Maxwell gave the credit on the financing of the facility to former Louisiana Governor Edwin Edwards, whose administration funded the $1 million grant, and former Concordia Bank CEO and president Travis Gore of Vidalia.

“Without Travis Gore’s and Gov. Edwards’ vision and confidence in this project and administration, it wouldn’t have happened,” Maxwell said.

Gore said Maxwell was the key to the facility’s success.

“He (Maxwell) doesn’t want to take credit for it, but if it wasn’t for his management of the facility and the fact that we (Concordia Bank) knew he was going to manage it, we probably wouldn’t have financed him,” Gore said.

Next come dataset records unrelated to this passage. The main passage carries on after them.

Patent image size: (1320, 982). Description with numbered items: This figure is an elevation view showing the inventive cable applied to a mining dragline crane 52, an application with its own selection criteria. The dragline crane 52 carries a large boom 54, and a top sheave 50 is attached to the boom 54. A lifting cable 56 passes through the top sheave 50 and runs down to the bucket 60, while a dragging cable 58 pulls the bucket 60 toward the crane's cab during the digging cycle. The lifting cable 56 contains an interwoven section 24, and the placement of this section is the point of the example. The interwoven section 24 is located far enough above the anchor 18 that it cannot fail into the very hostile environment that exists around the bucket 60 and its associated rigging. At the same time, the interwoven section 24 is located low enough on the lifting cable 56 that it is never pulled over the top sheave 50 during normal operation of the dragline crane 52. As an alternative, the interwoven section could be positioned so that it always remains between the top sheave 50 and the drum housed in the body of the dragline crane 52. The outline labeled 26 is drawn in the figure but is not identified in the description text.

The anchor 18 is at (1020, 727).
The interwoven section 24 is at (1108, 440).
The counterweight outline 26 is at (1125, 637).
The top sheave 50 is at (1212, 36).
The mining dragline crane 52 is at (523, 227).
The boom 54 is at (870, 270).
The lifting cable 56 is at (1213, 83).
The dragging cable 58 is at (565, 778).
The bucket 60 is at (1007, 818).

Maxwell said the facility is a tremendous impact on the criminal justice system in the parish.

The jail at the current CPSO building, Maxwell said, is only allowed to house a maximum of 40 inmates because of a federal mandate.

“Judges couldn’t sentence properly and didn’t have any place to put them (criminals),” Maxwell said.

He said before the facility was built, it was an everyday occurrence for him to make the decision of who was the least dangerous inmate he was going to have to let go because of the mandate.

“It was extremely frustrating to the law enforcement officers who were working their hearts out trying to do a good job then the bad guy would beat them out the door because there was no room (in the parish jail),” he said.

Maxwell said the correctional facility holds 490 inmates and employs 100 people.